[Seminar] Prof. Devika Narain "Optimal inference of time intervals in cerebellar cortical circuits"
Prof. Devika Narain,
Associate Professor, Erasmus Medical Center, Lab Head in Circuit dynamics of temporal control
Meeting ID: 968 7427 0693
Optimal inference of time intervals in cerebellar cortical circuits
Behavior in the natural world is rife with feats of temporal precision but laboratory measurements of such behaviors reveal surprising biases in temporal perception. Bayesian theory may help reconcile this disparity by attributing these biases to an inference process that increases its reliance on prior knowledge of time intervals under uncertainty. In the first part of the talk, I will introduce a computational model of how the cerebellar microcircuit could encode Bayesian estimates of time intervals by combining temporal measurements and prior knowledge. In the second part of the talk, I will present empirical results that test these model predictions.
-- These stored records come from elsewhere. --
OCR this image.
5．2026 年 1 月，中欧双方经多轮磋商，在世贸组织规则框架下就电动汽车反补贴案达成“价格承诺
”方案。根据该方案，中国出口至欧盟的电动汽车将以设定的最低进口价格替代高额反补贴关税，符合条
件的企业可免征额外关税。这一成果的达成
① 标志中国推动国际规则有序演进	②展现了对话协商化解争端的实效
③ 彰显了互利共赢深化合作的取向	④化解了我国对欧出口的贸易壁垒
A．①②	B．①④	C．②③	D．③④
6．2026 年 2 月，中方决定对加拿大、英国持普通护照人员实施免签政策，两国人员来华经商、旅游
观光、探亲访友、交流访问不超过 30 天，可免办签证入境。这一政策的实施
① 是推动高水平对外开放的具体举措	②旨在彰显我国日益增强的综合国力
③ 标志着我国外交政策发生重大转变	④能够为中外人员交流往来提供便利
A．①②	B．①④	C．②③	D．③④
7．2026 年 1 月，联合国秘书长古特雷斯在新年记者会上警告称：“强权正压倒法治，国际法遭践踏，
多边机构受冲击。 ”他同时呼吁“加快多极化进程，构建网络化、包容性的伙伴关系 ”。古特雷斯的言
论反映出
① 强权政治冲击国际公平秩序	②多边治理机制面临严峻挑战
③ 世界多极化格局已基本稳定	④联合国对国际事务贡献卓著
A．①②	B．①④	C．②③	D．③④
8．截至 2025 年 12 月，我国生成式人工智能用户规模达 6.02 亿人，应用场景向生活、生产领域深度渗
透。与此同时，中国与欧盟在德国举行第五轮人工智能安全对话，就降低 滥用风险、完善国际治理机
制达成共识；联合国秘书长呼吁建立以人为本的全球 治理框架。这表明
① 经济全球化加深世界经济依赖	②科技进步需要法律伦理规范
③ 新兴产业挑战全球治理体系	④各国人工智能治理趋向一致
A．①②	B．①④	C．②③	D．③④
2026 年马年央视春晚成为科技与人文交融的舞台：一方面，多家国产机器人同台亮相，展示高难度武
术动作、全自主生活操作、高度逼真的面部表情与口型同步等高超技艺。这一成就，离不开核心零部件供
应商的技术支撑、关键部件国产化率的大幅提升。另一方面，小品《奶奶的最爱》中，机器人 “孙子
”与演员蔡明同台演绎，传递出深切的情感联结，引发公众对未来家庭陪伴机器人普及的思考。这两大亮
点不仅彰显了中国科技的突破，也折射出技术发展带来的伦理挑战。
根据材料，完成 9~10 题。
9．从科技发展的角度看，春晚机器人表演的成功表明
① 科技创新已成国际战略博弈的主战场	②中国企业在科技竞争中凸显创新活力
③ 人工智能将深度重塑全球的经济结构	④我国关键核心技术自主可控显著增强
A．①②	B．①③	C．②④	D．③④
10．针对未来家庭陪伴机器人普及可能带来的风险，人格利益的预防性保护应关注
Mice learned time interval associations, which were drawn from different prior distributions in a modified eyelid conditioning task. We found that as mice switched from a narrow to a wide temporal prior distribution, the predictive eyelid behavior and underlying cerebellar cortical activity concomitantly changed. Contrary to expectation, we found heterogeneous and complex cerebellar cortical representations underlying the task, however, single-cell, population, and single-trial decoding using machine learning enabled us to extract behaviorally-relevant metrics for each prior condition. Further, electrophysiological, viral-lesion and optogenetic results suggest that suppression of Purkinje cells through long-term plasticity mechanisms may provide an acquisition mechanism for temporal prior knowledge. Together these results provide support for a cerebellar mechanism for encoding prior knowledge of time intervals.